Quando fui para o Canadá sofri uma certa pressão para conhecer museus e locais que iriam me enriquecer culturalmente. Fui ao Royal Ontario Museum, ao Art Gallery of Ontario e ao Ontario Science Centre. Mas o que me interessava mesmo era o museu que tinha pertinho do curso. Tão perto que… eu me perdi. Pensando que se eu fosse turista no Rio de Janeiro certamente visitaria o Maracanã (bem, não em obras, né…) o museu do hockey parecia apropriado.

Logo de cara há uma estátua onde parece a entrada, por isso a confusão. Eu ia da York street, bastava virar à esquerda e era logo na segunda rua, a Yonge street. Enfim, pelo que lembro a entrada era de um outro lado pelo BCE Place, uma espécie de galeria/complexo comercial com visual de tirar o fôlego.

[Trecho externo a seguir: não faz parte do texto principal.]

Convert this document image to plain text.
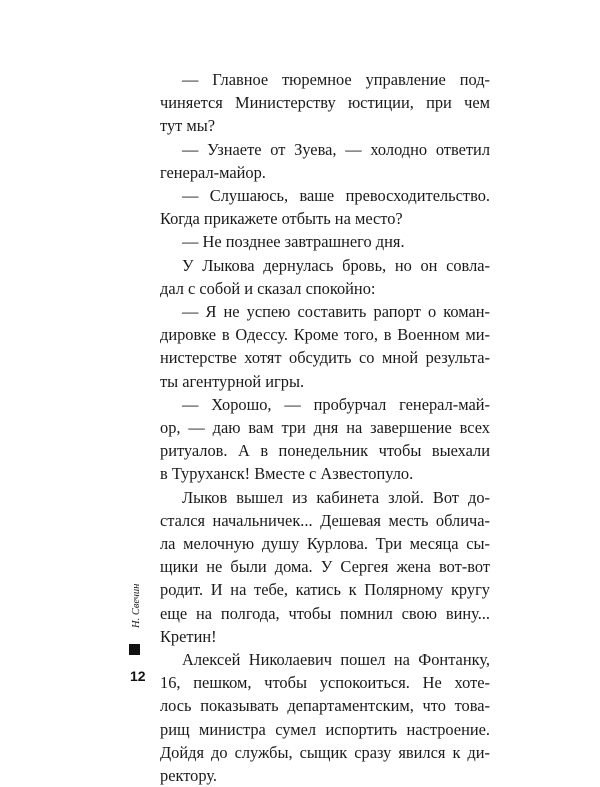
— Главное тюремное управление под-
чиняется Министерству юстиции, при чем
тут мы?
— Узнаете от Зуева, — холодно ответил
генерал-майор.
— Слушаюсь, ваше превосходительство.
Когда прикажете отбыть на место?
— Не позднее завтрашнего дня.
У Лыкова дернулась бровь, но он совла-
дал с собой и сказал спокойно:
— Я не успею составить рапорт о коман-
дировке в Одессу. Кроме того, в Военном ми-
нистерстве хотят обсудить со мной результа-
ты агентурной игры.
— Хорошо, — пробурчал генерал-май-
ор, — даю вам три дня на завершение всех
ритуалов. А в понедельник чтобы выехали
в Туруханск! Вместе с Азвестопуло.
Лыков вышел из кабинета злой. Вот до-
стался начальничек... Дешевая месть облича-
ла мелочную душу Курлова. Три месяца сы-
щики не были дома. У Сергея жена вот-вот
родит. И на тебе, катись к Полярному кругу
еще на полгода, чтобы помнил свою вину...
Кретин!
Алексей Николаевич пошел на Фонтанку,
16, пешком, чтобы успокоиться. Не хотe-
лось показывать департаментским, что това-
рищ министра сумел испортить настроение.
Дойдя до службы, сыщик сразу явился к ди-
ректору.
Н. Свечин
12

Finalmente encontrei a entrada para o museu. Você pode passar na gift shop antes ou depois, dá pra gastar um dinheiro por lá, é bem caro. Um puck do Maple Leafs custava 15 dólares! Achei uma solução mais justa uns dias depois: comprei um puck por 0.99 cents na Sportscheck e uma cartela de adesivos dos Maple Leafs por 4 dólares, voilá!

Finalmente lá dentro consegui ter um pouco da noção da dimensão do esporte para os canadenses. Primeiro você segue uma sequência histórica que, mesmo vindo de um país onde o hockey é inexistente não se entende muito bem, dá pra ler e entender um pouco do esporte e da famosa Stanley Cup. Tem também uma reconstituição de um vestiário do Montreal Canadiens com uniformes, acessórios de proteção etc.

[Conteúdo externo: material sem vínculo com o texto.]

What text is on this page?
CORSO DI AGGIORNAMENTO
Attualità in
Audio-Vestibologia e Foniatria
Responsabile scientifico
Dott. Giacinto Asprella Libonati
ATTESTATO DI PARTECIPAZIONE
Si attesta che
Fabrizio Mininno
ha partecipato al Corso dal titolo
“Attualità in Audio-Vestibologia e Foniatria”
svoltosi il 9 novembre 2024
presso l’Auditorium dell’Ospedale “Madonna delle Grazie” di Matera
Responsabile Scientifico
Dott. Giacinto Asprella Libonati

Uma das partes mais bacanas era a área chamada de Broadcast zone. Com um painel de vídeos você monta eles como se estivesse televisionando ao vivo. Basta clicar na tela e escolher as imagens que deseja transmitir fingir que transmite. Entretenimento não falta ali. Tem Playstation, uma espécie de totó de hockey, quis pra testar os conhecimentos do esporte além do prato principal: a Player zone. Num falso ringue você pode tanto “chutar” a gol quanto defender. Parecia bem divertido, mas não me arrisquei. Tinha fila.

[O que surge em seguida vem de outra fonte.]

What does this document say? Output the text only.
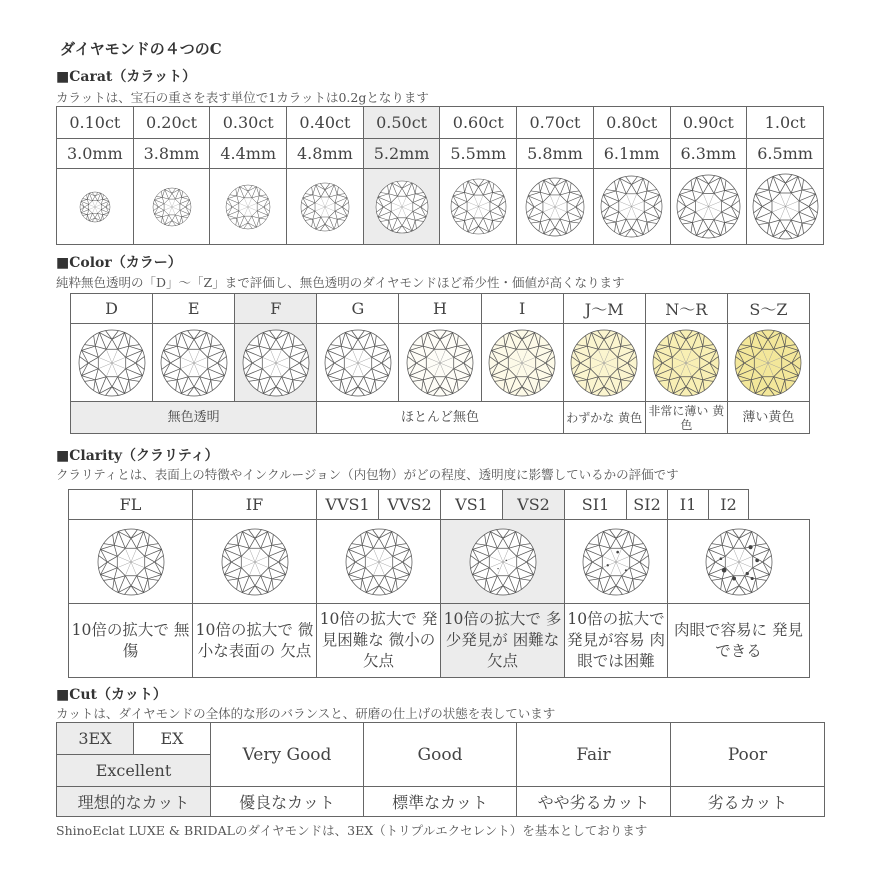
ダイヤモンドの４つのC
■Carat（カラット）
カラットは、宝石の重さを表す単位で1カラットは0.2gとなります
0.10ct	0.20ct	0.30ct	0.40ct	0.50ct	0.60ct	0.70ct	0.80ct	0.90ct	1.0ct
3.0mm	3.8mm	4.4mm	4.8mm	5.2mm	5.5mm	5.8mm	6.1mm	6.3mm	6.5mm

■Color（カラー）
純粋無色透明の「D」～「Z」まで評価し、無色透明のダイヤモンドほど希少性・価値が高くなります
D	E	F	G	H	I	J～M	N～R	S～Z

無色透明			ほとんど無色			わずかな 黄色	非常に薄い 黄色	薄い黄色
■Clarity（クラリティ）
クラリティとは、表面上の特徴やインクルージョン（内包物）がどの程度、透明度に影響しているかの評価です
FL	IF	VVS1	VVS2	VS1	VS2	SI1	SI2	I1	I2

10倍の拡大で 無傷	10倍の拡大で 微小な表面の 欠点	10倍の拡大で 発見困難な 微小の欠点		10倍の拡大で 多少発見が 困難な欠点		10倍の拡大で 発見が容易 肉眼では困難		肉眼で容易に 発見できる	
■Cut（カット）
カットは、ダイヤモンドの全体的な形のバランスと、研磨の仕上げの状態を表しています
3EX	EX	Very Good	Good	Fair	Poor
Excellent					
理想的なカット		優良なカット	標準なカット	やや劣るカット	劣るカット
ShinoEclat LUXE & BRIDALのダイヤモンドは、3EX（トリプルエクセレント）を基本としております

Como nas Olimpíadas de Inverno de 2010 o Canadá ganhou dos EUA numa final emocionante no hockey, foi criado uma área especial para relembrar o feito no museu. Nesse Esso theatre passava momentos da partida enquanto o puck da vitória ficava exposto para os visitantes.

Recomendo muito essa visita, principalmente porque acredito que nós brasileiros agimos como se o futebol fosse o centro do mundo. Vale à pena conhecer outras culturas, outros esportes, outras paixões.